One thing that stands out is that, while tax rates surely have a huge impact on the performance of a given state’s industry, other factors are even more important. For instance, does a given state allow vertical integration? That is, are growers, for example, allowed to sell directly to the public, as they are in California? Or are growers allowed to sell to retailers only, as is the case in Washington? What is a given state’s cap on the number of licenses it issues to growers, manufacturers, and retailers? How much do those licenses cost? How strict and expensive are regulations on things such as testing for pesticides? All of these variables, and many more, vary tremendously from state to state, though in very general terms, California is among the strictest and most expensive.

It’s important to note from the outset that, although there are big problems in the nascent legal-pot business, both nationally and particularly in California, the outlook remains bright: More states are legalizing all the time, and business is growing in every legal state. Even in California, where the cannabis business is operating under a haze of gloom at the moment, legal-pot sales are expected to keep soaring. According to various estimates, adult-use cannabis sales in the state are expected to at least double by 2022 from their 2018 levels, perhaps approaching or even surpassing the $8 billion mark — which one recent study pegged as the size of the overall market here.

Still, it could be much better. Legal retail sales in 2019 were just over $3 billion, leaving about $5 billion to the illicit market. Lowering taxes would help, but while our tax burden is high, that doesn’t account for all the industry’s woes. Accounting for excise, sales, and cultivation taxes, the total tax burden in California is about 39 percent on average. But it’s not the highest: that honor belongs to Washington, where the state tax is the only one applied, and it’s a whopping 45.87 percent. Oregon’s total is 20 percent; Colorado’s is 28.15 percent, Nevada’s is 25.1 percent.

So why are prices so low in Washington? It seems to be a function of industry structure. Vertical integration does lead to “efficiencies,” but it also leads to large, corporate-minded firms dominating the market, and it tends to lead to less choice and higher prices. It’s not allowed in Washington, where there is a proliferation of licensed growers, but a relatively limited number of licensed retailers. That gives retailers a lot of bargaining power over the wholesale prices they pay, and the notably lower prices paid by consumers. And low prices, of course, do more to discourage the illicit market than any amount of law enforcement might ever accomplish.

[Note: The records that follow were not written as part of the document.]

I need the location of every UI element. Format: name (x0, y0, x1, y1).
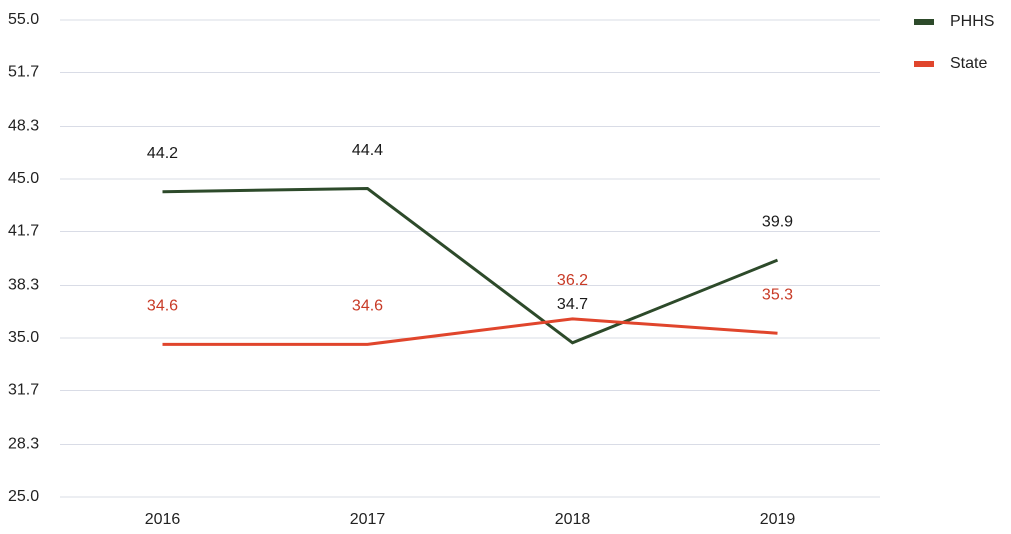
series-line (162, 317, 778, 346)
data-label: 34.6 (147, 298, 178, 315)
data-label: 34.7 (557, 296, 588, 313)
y-tick-label: 41.7 (8, 223, 39, 240)
legend-swatch (914, 19, 934, 25)
x-tick-label: 2019 (760, 511, 796, 528)
series-line (162, 187, 779, 345)
y-tick-label: 38.3 (8, 277, 39, 294)
x-tick-label: 2018 (555, 511, 591, 528)
y-tick-label: 45.0 (8, 170, 39, 187)
data-label: 34.6 (352, 298, 383, 315)
data-label: 39.9 (762, 213, 793, 230)
legend-label: State (950, 55, 987, 72)
y-tick-label: 51.7 (8, 64, 39, 81)
data-label: 44.4 (352, 142, 383, 159)
y-tick-label: 55.0 (8, 11, 39, 28)
legend-swatch (914, 61, 934, 67)
y-tick-label: 25.0 (8, 488, 39, 505)
y-tick-label: 35.0 (8, 329, 39, 346)
data-label: 35.3 (762, 286, 793, 303)
legend-label: PHHS (950, 13, 994, 30)
y-tick-label: 48.3 (8, 118, 39, 135)
x-tick-label: 2016 (145, 511, 181, 528)
data-label: 36.2 (557, 272, 588, 289)
y-tick-label: 28.3 (8, 436, 39, 453)
data-label: 44.2 (147, 145, 178, 162)
y-tick-label: 31.7 (8, 382, 39, 399)
x-tick-label: 2017 (350, 511, 386, 528)
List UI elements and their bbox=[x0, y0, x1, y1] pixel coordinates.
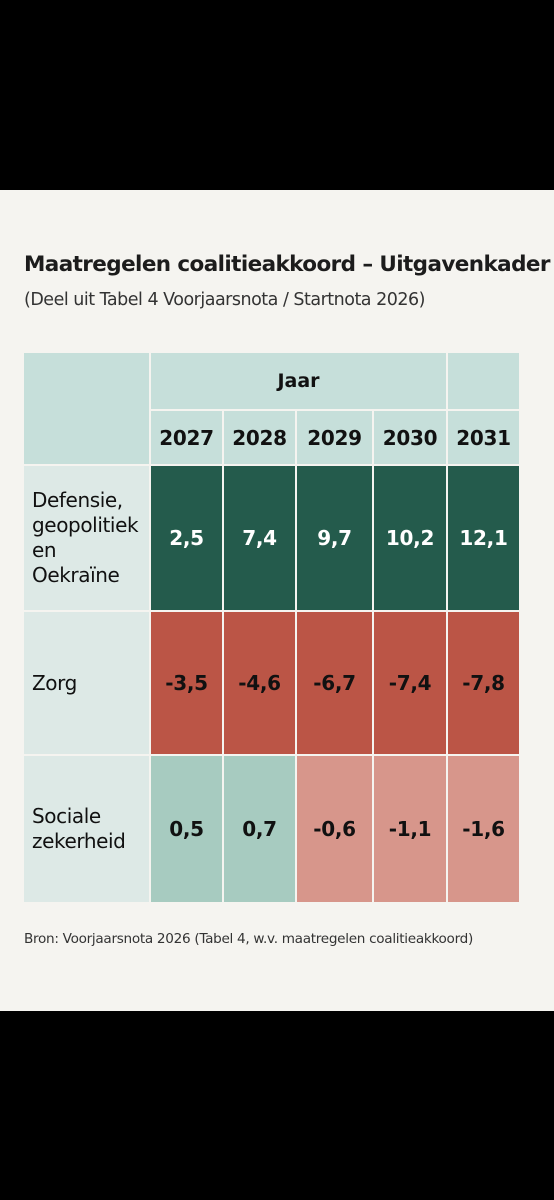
column-header-2031: 2031 bbox=[448, 411, 519, 464]
source-note: Bron: Voorjaarsnota 2026 (Tabel 4, w.v. … bbox=[24, 931, 473, 947]
column-header-2029: 2029 bbox=[297, 411, 372, 464]
row-label: Defensie, geopolitiek en Oekraïne bbox=[24, 466, 149, 610]
row-label: Zorg bbox=[24, 612, 149, 754]
table-value-cell: -7,4 bbox=[374, 612, 446, 754]
column-header-2028: 2028 bbox=[224, 411, 295, 464]
data-table: Jaar 2027 2028 2029 2030 2031 Defensie, geopol… bbox=[24, 353, 521, 904]
header-group-label: Jaar bbox=[151, 353, 446, 409]
table-value-cell: 0,5 bbox=[151, 756, 222, 902]
table-value-cell: -4,6 bbox=[224, 612, 295, 754]
header-group-extension bbox=[448, 353, 519, 409]
chart-subtitle: (Deel uit Tabel 4 Voorjaarsnota / Startn… bbox=[24, 290, 425, 310]
column-header-2030: 2030 bbox=[374, 411, 446, 464]
table-value-cell: -7,8 bbox=[448, 612, 519, 754]
table-corner bbox=[24, 353, 149, 464]
table-value-cell: 10,2 bbox=[374, 466, 446, 610]
table-value-cell: -3,5 bbox=[151, 612, 222, 754]
column-header-2027: 2027 bbox=[151, 411, 222, 464]
table-value-cell: 9,7 bbox=[297, 466, 372, 610]
table-value-cell: 12,1 bbox=[448, 466, 519, 610]
table-value-cell: 0,7 bbox=[224, 756, 295, 902]
chart-panel: Maatregelen coalitieakkoord – Uitgavenka… bbox=[0, 190, 554, 1011]
table-value-cell: -1,1 bbox=[374, 756, 446, 902]
table-value-cell: -6,7 bbox=[297, 612, 372, 754]
row-label: Sociale zekerheid bbox=[24, 756, 149, 902]
table-value-cell: -0,6 bbox=[297, 756, 372, 902]
table-value-cell: -1,6 bbox=[448, 756, 519, 902]
table-value-cell: 2,5 bbox=[151, 466, 222, 610]
table-value-cell: 7,4 bbox=[224, 466, 295, 610]
chart-title: Maatregelen coalitieakkoord – Uitgavenka… bbox=[24, 252, 550, 277]
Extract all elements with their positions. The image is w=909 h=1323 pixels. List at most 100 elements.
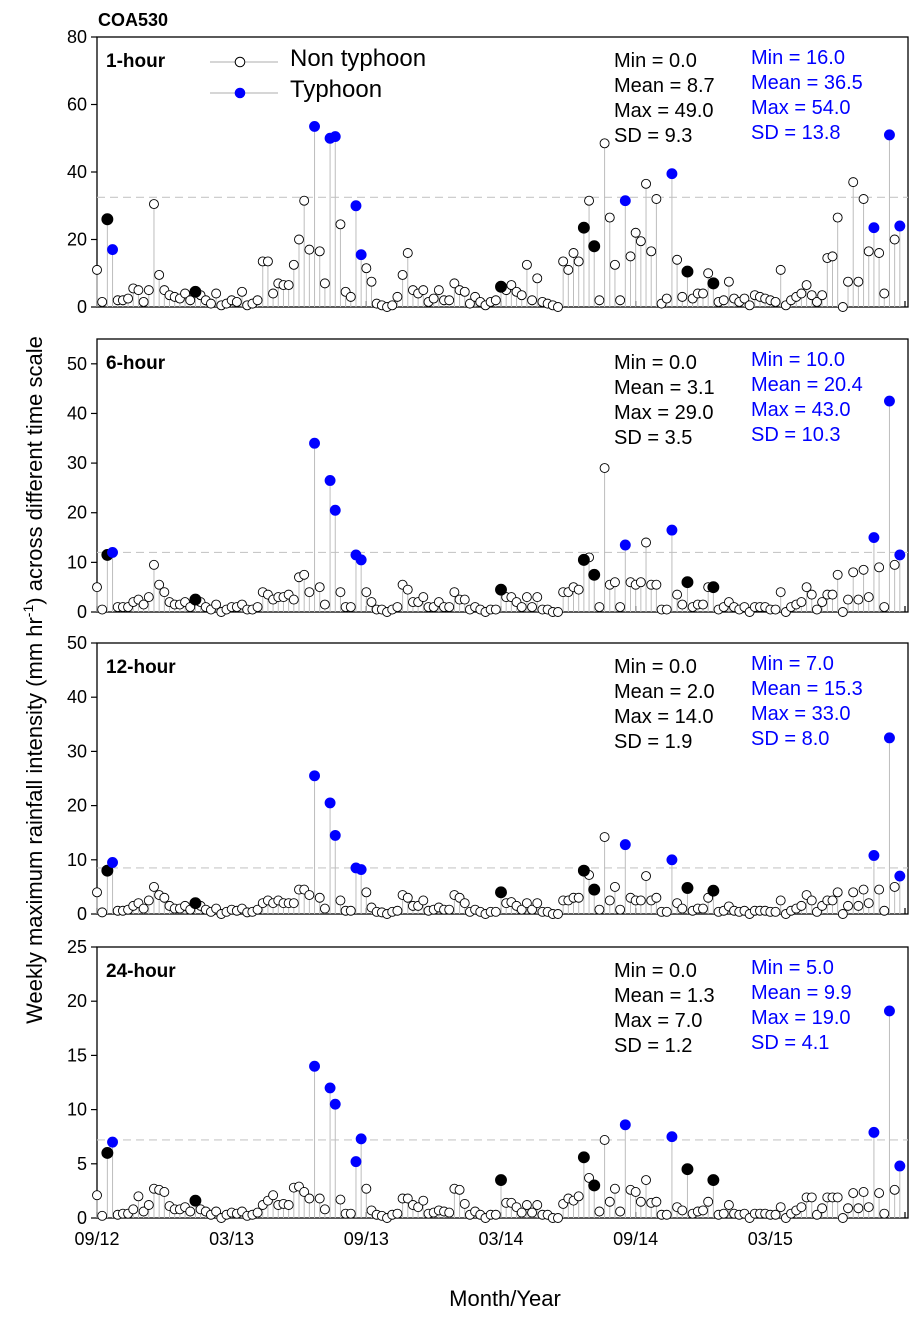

There are restrictions contained in the bewildering rules governing licenses in California, capping how big a given part of a cannabis business can be (you can’t be a big grower and a retailer, for example), but those rules are nothing like they are in Washington. The difference might become even more stark in the coming years if the moratorium on vertical integration is lifted, as the law now holds.

Arguments over industry structure were vociferous leading up to legalization. The complicated compromises that made it into California’s law pleased neither the activists who wanted to prevent industry consolidation nor the businesses that wanted to pursue unrestricted growth. We should expect those fights to flare up again in the coming months and years.